NOAA’s Coral Reef Conservation Program is awarding more than $10.5 million in grants to support coral conservation projects and scientific studies in seven U.S. states and territories, as well as international projects in the Caribbean, Micronesia and the western and south Pacific.
Grant and cooperative agreement recipients are also providing more than $6.5 million in matching support — a total of $17 million for these critical projects.
These projects and studies will help address the three primary threats to coral reefs: a changing global climate, land-based sources of pollution, and unsustainable fishing practices. The awards will also fund activities to heal and restore damaged coral reefs.
“Americans are intrinsically connected to the nation’s coral reefs through tourism and recreation, coastal flood and storm protection, and seafood production,” said Jennifer Koss, director of the NOAA Coral Reef Conservation Program. “We are proud to support the nation’s blue economy by funding research and activities that help sustain coral reef ecosystems by reducing local threats and advancing conservation strategies.”
Among other projects, the studies focus on the loss of coral reef from disease, and how water quality and environmental change can affect reefs.

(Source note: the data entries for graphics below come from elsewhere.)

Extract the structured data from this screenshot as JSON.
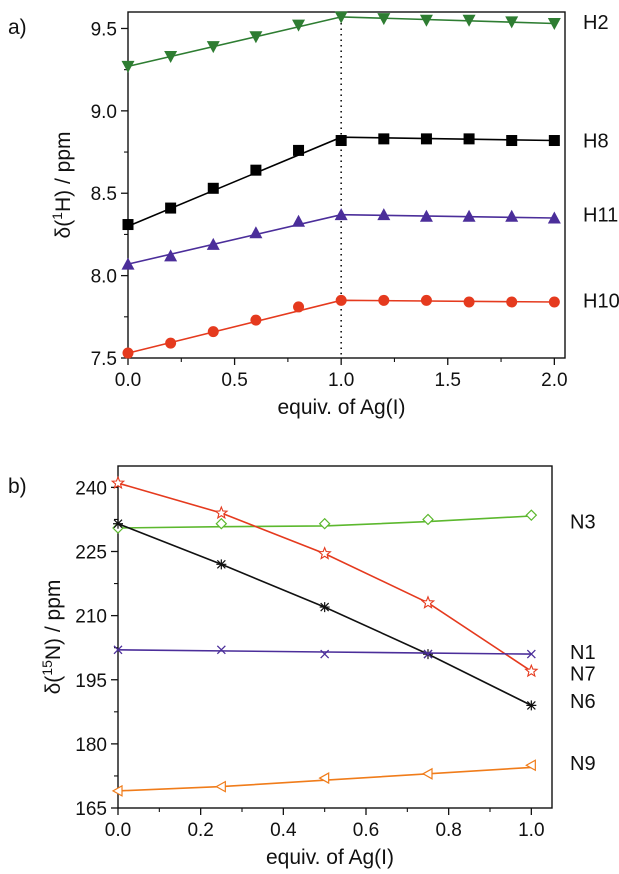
{
  "chart_data": [
    {
      "type": "line",
      "panel_label": "a)",
      "xlabel": "equiv. of Ag(I)",
      "ylabel_parts": [
        "δ(",
        "1",
        "H) / ppm"
      ],
      "xlim": [
        0,
        2.05
      ],
      "ylim": [
        7.5,
        9.6
      ],
      "xticks": [
        0.0,
        0.5,
        1.0,
        1.5,
        2.0
      ],
      "xtick_labels": [
        "0.0",
        "0.5",
        "1.0",
        "1.5",
        "2.0"
      ],
      "yticks": [
        7.5,
        8.0,
        8.5,
        9.0,
        9.5
      ],
      "ytick_labels": [
        "7.5",
        "8.0",
        "8.5",
        "9.0",
        "9.5"
      ],
      "reference_line": {
        "x": 1.0,
        "style": "dotted"
      },
      "series": [
        {
          "name": "H2",
          "color": "#2e7d32",
          "marker": "triangle-down",
          "x": [
            0,
            0.2,
            0.4,
            0.6,
            0.8,
            1.0,
            1.2,
            1.4,
            1.6,
            1.8,
            2.0
          ],
          "y": [
            9.27,
            9.33,
            9.39,
            9.45,
            9.52,
            9.57,
            9.56,
            9.55,
            9.55,
            9.54,
            9.53
          ],
          "fit": [
            [
              0,
              9.27
            ],
            [
              1.0,
              9.57
            ],
            [
              2.0,
              9.53
            ]
          ]
        },
        {
          "name": "H8",
          "color": "#000000",
          "marker": "square",
          "x": [
            0,
            0.2,
            0.4,
            0.6,
            0.8,
            1.0,
            1.2,
            1.4,
            1.6,
            1.8,
            2.0
          ],
          "y": [
            8.31,
            8.41,
            8.53,
            8.64,
            8.76,
            8.82,
            8.83,
            8.83,
            8.83,
            8.82,
            8.82
          ],
          "fit": [
            [
              0,
              8.3
            ],
            [
              1.0,
              8.84
            ],
            [
              2.0,
              8.82
            ]
          ]
        },
        {
          "name": "H11",
          "color": "#4b2e9a",
          "marker": "triangle-up",
          "x": [
            0,
            0.2,
            0.4,
            0.6,
            0.8,
            1.0,
            1.2,
            1.4,
            1.6,
            1.8,
            2.0
          ],
          "y": [
            8.07,
            8.12,
            8.19,
            8.26,
            8.33,
            8.37,
            8.37,
            8.36,
            8.36,
            8.36,
            8.35
          ],
          "fit": [
            [
              0,
              8.07
            ],
            [
              1.0,
              8.37
            ],
            [
              2.0,
              8.35
            ]
          ]
        },
        {
          "name": "H10",
          "color": "#e53a1e",
          "marker": "circle",
          "x": [
            0,
            0.2,
            0.4,
            0.6,
            0.8,
            1.0,
            1.2,
            1.4,
            1.6,
            1.8,
            2.0
          ],
          "y": [
            7.53,
            7.59,
            7.66,
            7.73,
            7.81,
            7.85,
            7.85,
            7.85,
            7.84,
            7.84,
            7.84
          ],
          "fit": [
            [
              0,
              7.53
            ],
            [
              1.0,
              7.85
            ],
            [
              2.0,
              7.84
            ]
          ]
        }
      ]
    },
    {
      "type": "line",
      "panel_label": "b)",
      "xlabel": "equiv. of Ag(I)",
      "ylabel_parts": [
        "δ(",
        "15",
        "N) / ppm"
      ],
      "xlim": [
        0,
        1.05
      ],
      "ylim": [
        165,
        245
      ],
      "xticks": [
        0.0,
        0.2,
        0.4,
        0.6,
        0.8,
        1.0
      ],
      "xtick_labels": [
        "0.0",
        "0.2",
        "0.4",
        "0.6",
        "0.8",
        "1.0"
      ],
      "yticks": [
        165,
        180,
        195,
        210,
        225,
        240
      ],
      "ytick_labels": [
        "165",
        "180",
        "195",
        "210",
        "225",
        "240"
      ],
      "series": [
        {
          "name": "N3",
          "color": "#5cb82e",
          "marker": "diamond-open",
          "x": [
            0,
            0.25,
            0.5,
            0.75,
            1.0
          ],
          "y": [
            230.5,
            231.5,
            231.5,
            232.5,
            233.5
          ],
          "fit": [
            [
              0,
              230.5
            ],
            [
              0.25,
              230.8
            ],
            [
              0.5,
              231.0
            ],
            [
              0.75,
              232.0
            ],
            [
              1.0,
              233.3
            ]
          ]
        },
        {
          "name": "N7",
          "color": "#e53a1e",
          "marker": "star-open",
          "x": [
            0,
            0.25,
            0.5,
            0.75,
            1.0
          ],
          "y": [
            241,
            234,
            224.5,
            213,
            197
          ],
          "fit": [
            [
              0,
              241
            ],
            [
              0.25,
              234
            ],
            [
              0.5,
              224.5
            ],
            [
              0.75,
              213
            ],
            [
              1.0,
              197
            ]
          ]
        },
        {
          "name": "N6",
          "color": "#111111",
          "marker": "asterisk",
          "x": [
            0,
            0.25,
            0.5,
            0.75,
            1.0
          ],
          "y": [
            231.5,
            222,
            212,
            201,
            189
          ],
          "fit": [
            [
              0,
              231.5
            ],
            [
              0.25,
              222
            ],
            [
              0.5,
              212
            ],
            [
              0.75,
              201
            ],
            [
              1.0,
              189
            ]
          ]
        },
        {
          "name": "N1",
          "color": "#4b2e9a",
          "marker": "x",
          "x": [
            0,
            0.25,
            0.5,
            0.75,
            1.0
          ],
          "y": [
            202,
            202,
            201,
            201,
            201
          ],
          "fit": [
            [
              0,
              202
            ],
            [
              0.5,
              201.5
            ],
            [
              1.0,
              201
            ]
          ]
        },
        {
          "name": "N9",
          "color": "#f07c1a",
          "marker": "triangle-left-open",
          "x": [
            0,
            0.25,
            0.5,
            0.75,
            1.0
          ],
          "y": [
            169,
            170,
            172,
            173,
            175
          ],
          "fit": [
            [
              0,
              169
            ],
            [
              0.25,
              170
            ],
            [
              0.5,
              171.5
            ],
            [
              0.75,
              173
            ],
            [
              1.0,
              174.5
            ]
          ]
        }
      ]
    }
  ]
}
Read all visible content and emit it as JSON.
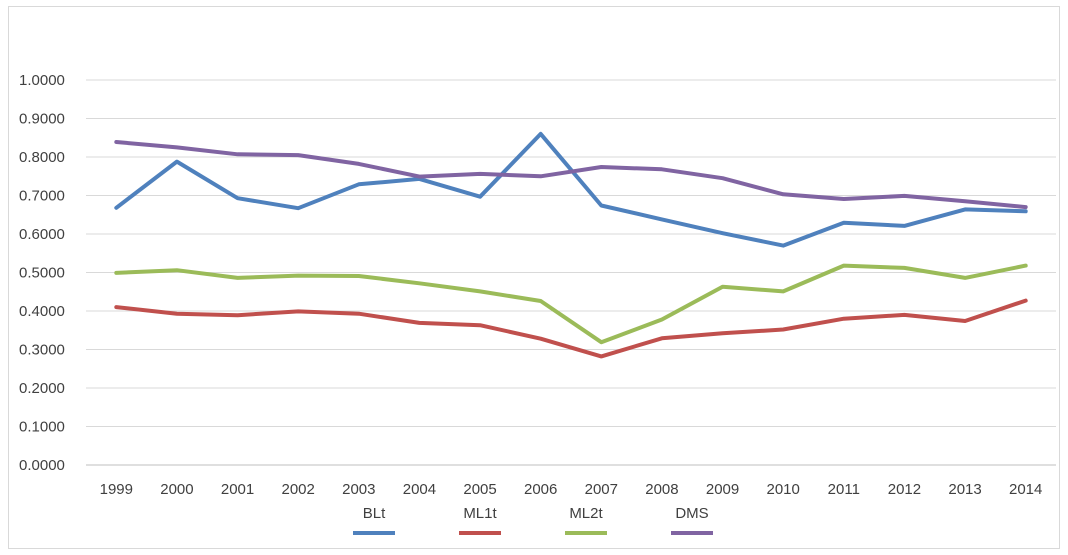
{
  "chart_data": {
    "type": "line",
    "title": "",
    "xlabel": "",
    "ylabel": "",
    "categories": [
      "1999",
      "2000",
      "2001",
      "2002",
      "2003",
      "2004",
      "2005",
      "2006",
      "2007",
      "2008",
      "2009",
      "2010",
      "2011",
      "2012",
      "2013",
      "2014"
    ],
    "y_tick_labels": [
      "1.0000",
      "0.9000",
      "0.8000",
      "0.7000",
      "0.6000",
      "0.5000",
      "0.4000",
      "0.3000",
      "0.2000",
      "0.1000",
      "0.0000"
    ],
    "ylim": [
      0,
      1
    ],
    "grid": true,
    "legend_position": "bottom",
    "series": [
      {
        "name": "BLt",
        "color": "#4f81bd",
        "values": [
          0.668,
          0.788,
          0.693,
          0.667,
          0.729,
          0.743,
          0.697,
          0.86,
          0.674,
          0.638,
          0.602,
          0.57,
          0.629,
          0.621,
          0.664,
          0.659
        ]
      },
      {
        "name": "ML1t",
        "color": "#c0504d",
        "values": [
          0.41,
          0.393,
          0.389,
          0.399,
          0.393,
          0.369,
          0.363,
          0.328,
          0.282,
          0.329,
          0.342,
          0.352,
          0.38,
          0.39,
          0.374,
          0.427
        ]
      },
      {
        "name": "ML2t",
        "color": "#9bbb59",
        "values": [
          0.499,
          0.506,
          0.486,
          0.492,
          0.491,
          0.472,
          0.451,
          0.426,
          0.319,
          0.378,
          0.463,
          0.451,
          0.518,
          0.512,
          0.486,
          0.518
        ]
      },
      {
        "name": "DMS",
        "color": "#8064a2",
        "values": [
          0.839,
          0.825,
          0.807,
          0.805,
          0.782,
          0.749,
          0.756,
          0.75,
          0.774,
          0.768,
          0.745,
          0.703,
          0.691,
          0.699,
          0.685,
          0.67
        ]
      }
    ]
  }
}
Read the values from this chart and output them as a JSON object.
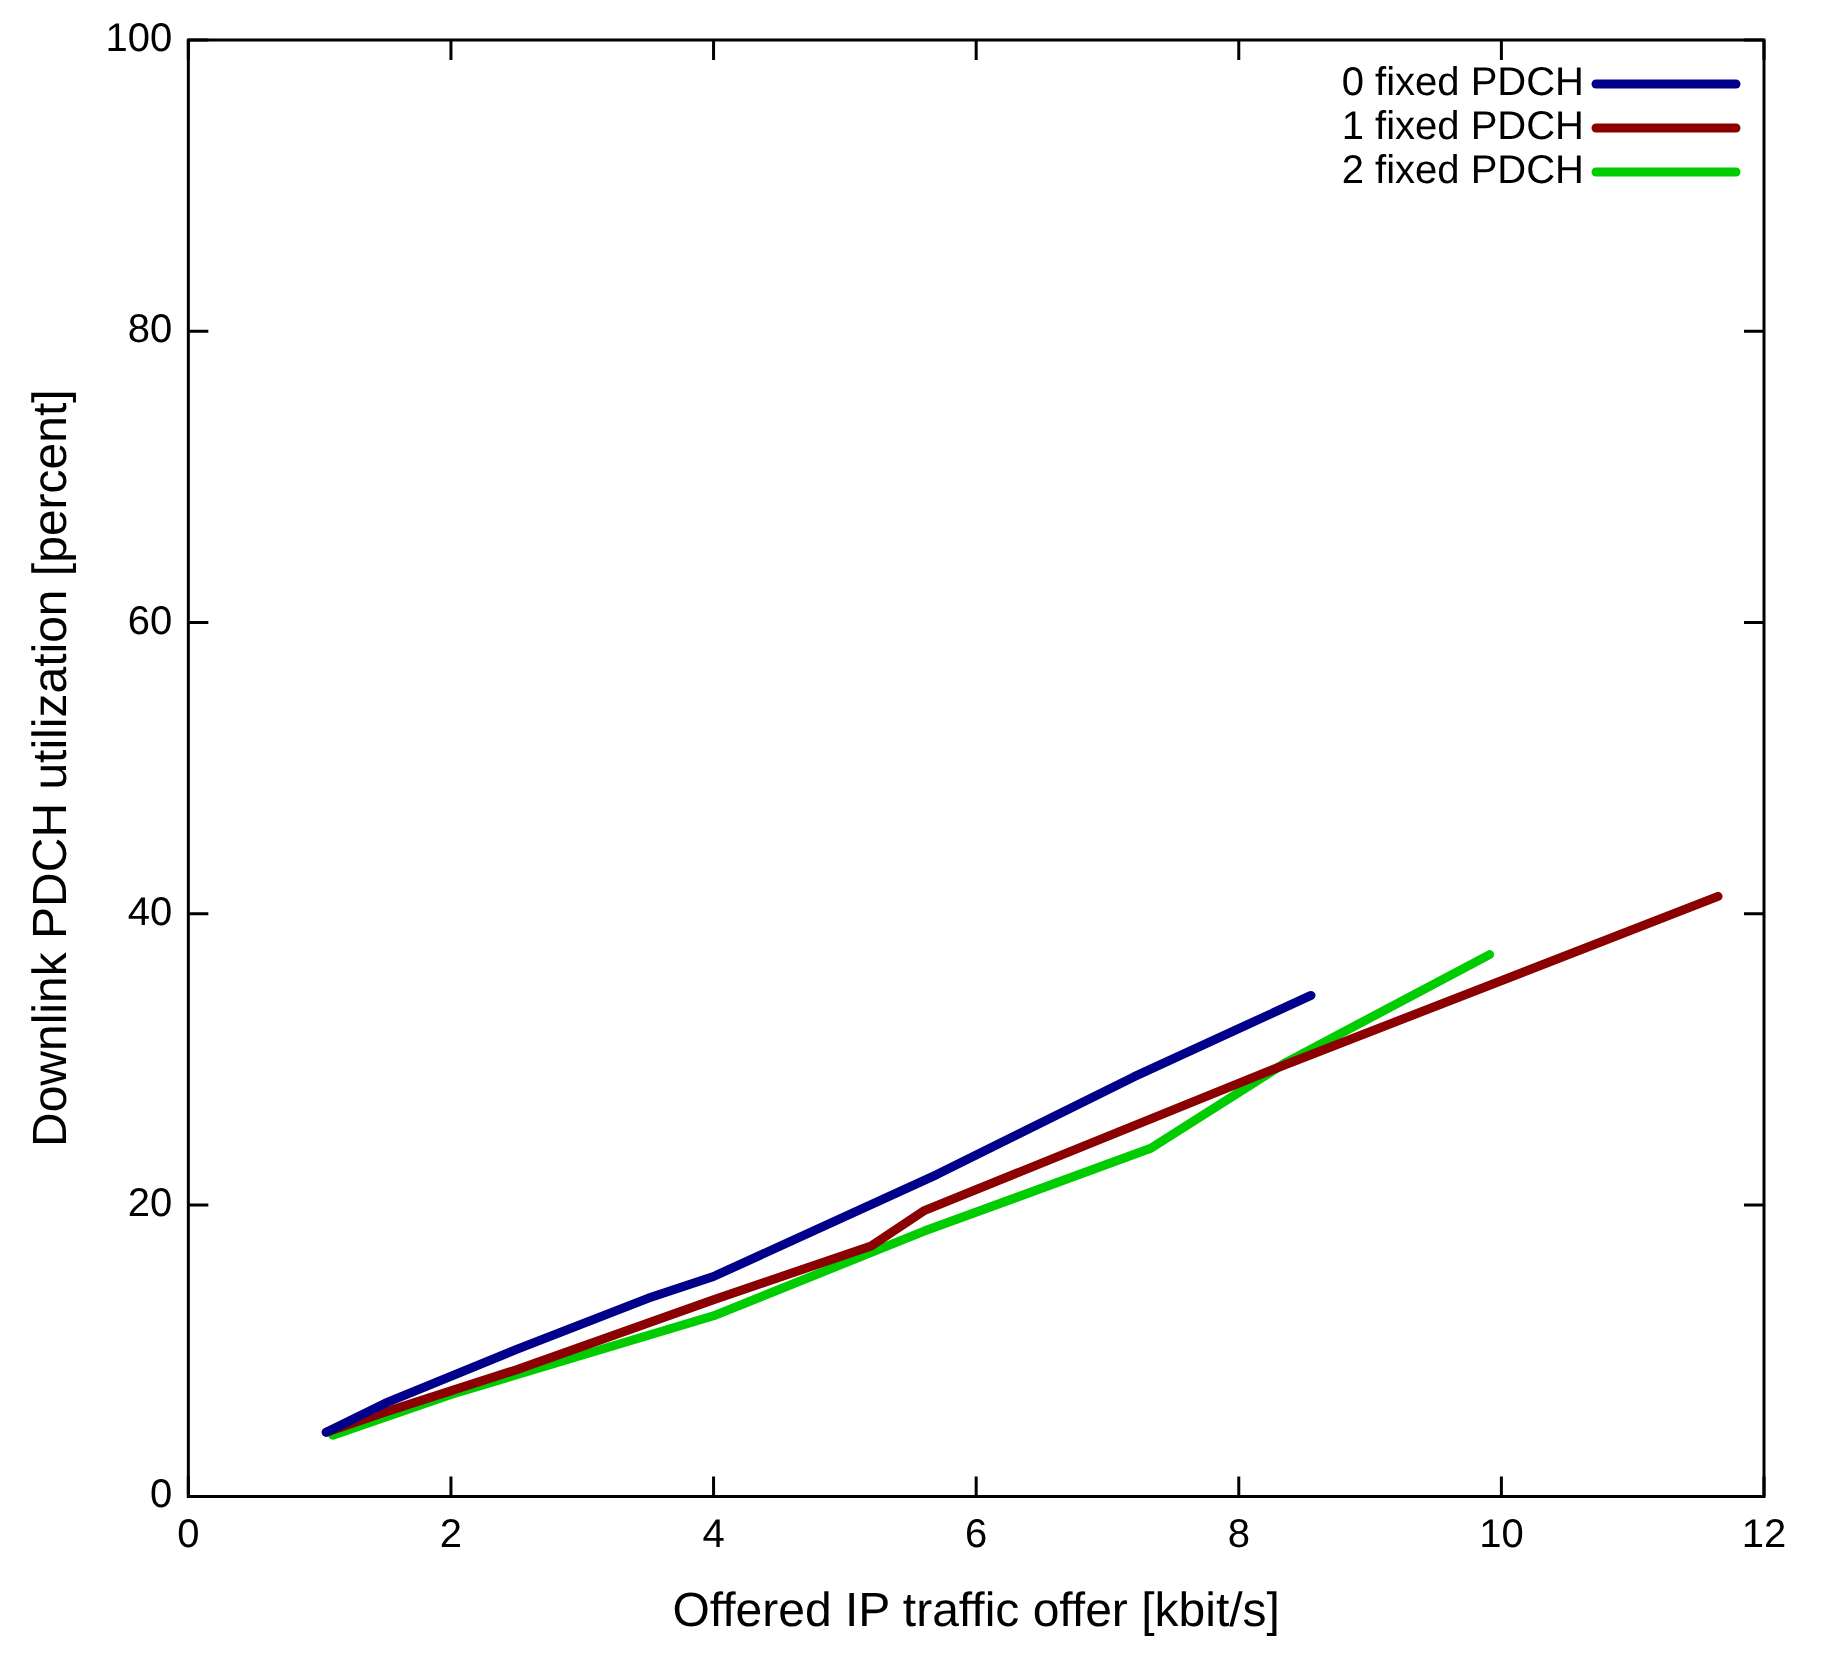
{
  "chart_data": {
    "type": "line",
    "xlabel": "Offered IP traffic offer [kbit/s]",
    "ylabel": "Downlink PDCH utilization [percent]",
    "xlim": [
      0,
      12
    ],
    "xticks": [
      0,
      2,
      4,
      6,
      8,
      10,
      12
    ],
    "ylim": [
      0,
      100
    ],
    "yticks": [
      0,
      20,
      40,
      60,
      80,
      100
    ],
    "grid": false,
    "legend": "top right",
    "marker": "none",
    "line_style": "solid",
    "series": [
      {
        "name": "0 fixed PDCH",
        "color": "#00008b",
        "x": [
          1.05,
          1.5,
          2.5,
          3.5,
          4.0,
          5.7,
          7.2,
          8.55
        ],
        "values": [
          4.4,
          6.4,
          10.1,
          13.6,
          15.1,
          22.1,
          28.8,
          34.4
        ]
      },
      {
        "name": "1 fixed PDCH",
        "color": "#8b0000",
        "x": [
          1.05,
          1.5,
          2.5,
          4.0,
          5.2,
          5.6,
          8.2,
          11.65
        ],
        "values": [
          4.4,
          5.8,
          8.7,
          13.5,
          17.2,
          19.6,
          29.1,
          41.2
        ]
      },
      {
        "name": "2 fixed PDCH",
        "color": "#00cc00",
        "x": [
          1.1,
          2.0,
          4.0,
          5.6,
          7.33,
          8.36,
          9.91
        ],
        "values": [
          4.2,
          7.0,
          12.4,
          18.2,
          23.9,
          29.8,
          37.2
        ]
      }
    ]
  }
}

All of the proposals submitted for funding underwent extensive and rigorous technical review.
Nearly half the funds will support projects led by state and territorial resource management agencies, while other projects will be run by non-governmental organizations, community groups and academic partners. A limited number of international projects will also support work in Micronesia, the south Pacific, the Coral Triangle region in the western Pacific, and the wider Caribbean region. The awards will also build on long-term project partnerships with the National Fish and Wildlife Foundation and The Nature Conservancy.
The NOAA Coral Reef Conservation Program’s mission is to protect, conserve, and restore coral reef resources by maintaining healthy ecosystem function.